The European Union is expected to delay its next announcement of strategic projects under the Critical Raw Materials Act, raising concerns that investment decisions for critical minerals, battery materials, and rare earth supply chains could be pushed further into 2026.
Brussels Postpones Second CRMA Project List
Brussels had initially been expected to announce the next batch of CRMA strategic projects between mid-May and June, but market sources said the decision has been postponed. A new official timeline has not yet been confirmed, and the process may run into autumn because of the complexity of reviewing applications.
The delay matters because the CRMA strategic project label is designed to speed up the development of domestic and partner-country supply chains for critical raw materials. Projects that receive the label are expected to gain better access to EU financing and faster permitting procedures.
Battery Materials and Rare Earths Lead Applications
The European Commission selected 60 projects in the first round of CRMA strategic project approvals. For the second round, it received 161 applications, including 95 from within the EU and 66 from outside the bloc.

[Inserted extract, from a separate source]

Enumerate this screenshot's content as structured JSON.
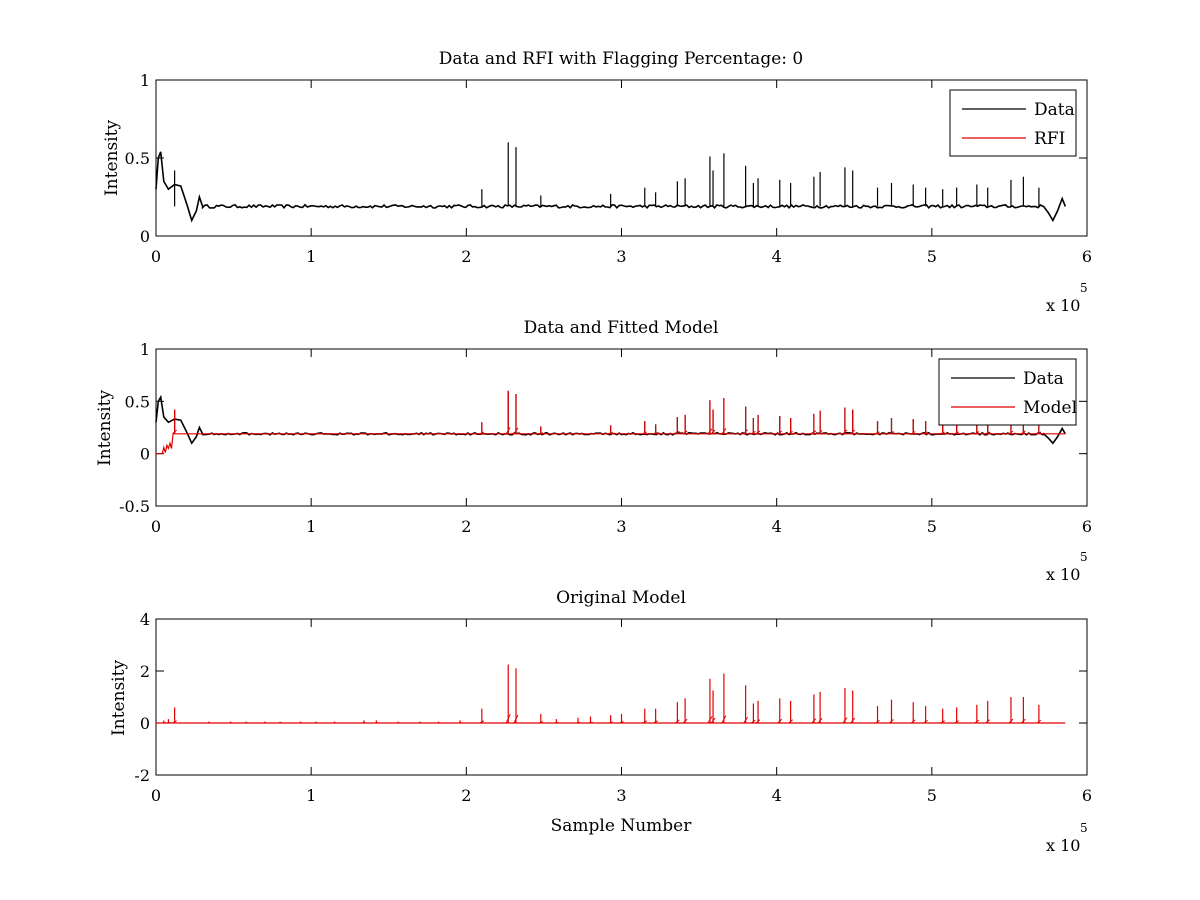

Battery-related projects dominated the applicant pool, with 75 applications. Rare earth projects accounted for another 21 applications, reflecting Europe’s continued focus on electric vehicles, energy storage, permanent magnets, wind power, defence technology, and advanced manufacturing.
EU Critical Minerals Targets Face Pressure
The CRMA sets 2030 targets requiring domestic extraction to cover at least 10% of EU annual consumption, processing to cover at least 40%, and recycling to cover at least 25%. These targets are central to Europe’s effort to reduce dependence on concentrated external suppliers, particularly for lithium, nickel, cobalt, graphite, rare earths, and other strategic materials.
While industry initially welcomed the CRMA, some market participants now question whether the mechanism is delivering enough practical progress. A further delay could slow financing, permitting, and offtake discussions for projects that are waiting for strategic recognition.
Market Impact
○ Impacted Metals: Lithium carbonate, lithium hydroxide, nickel sulphate, cobalt sulphate, natural graphite, synthetic graphite, neodymium-praseodymium oxide, dysprosium oxide, terbium oxide, recycled battery black mass
○ Direction: Uncertain
○ Time Horizon: Near-term to autumn 2026
○ Affected Industries: Battery materials, electric vehicles, rare earth magnets, wind power, defence, mining, refining, recycling, critical minerals finance
○ Related Price Reports: Lithium Weekly Price Report, Nickel Alloy Weekly Price Report, Cobalt Alloy Weekly Price Report, Rare Earth Weekly Price Report
○ Watch Item: Monitor when the European Commission confirms the second CRMA strategic project list and whether battery and rare earth projects receive priority.
SuperMetalPrice Commentary
The delay does not change the EU’s long-term critical minerals strategy, but it does create uncertainty for companies seeking financing, permitting support, and customer confidence. For early-stage and midstream projects, the CRMA strategic label can influence investor perception as much as policy support.
The bigger issue is execution. Europe has set ambitious 2030 targets for extraction, processing, and recycling, but the market will judge the CRMA by whether it converts project lists into bankable production capacity.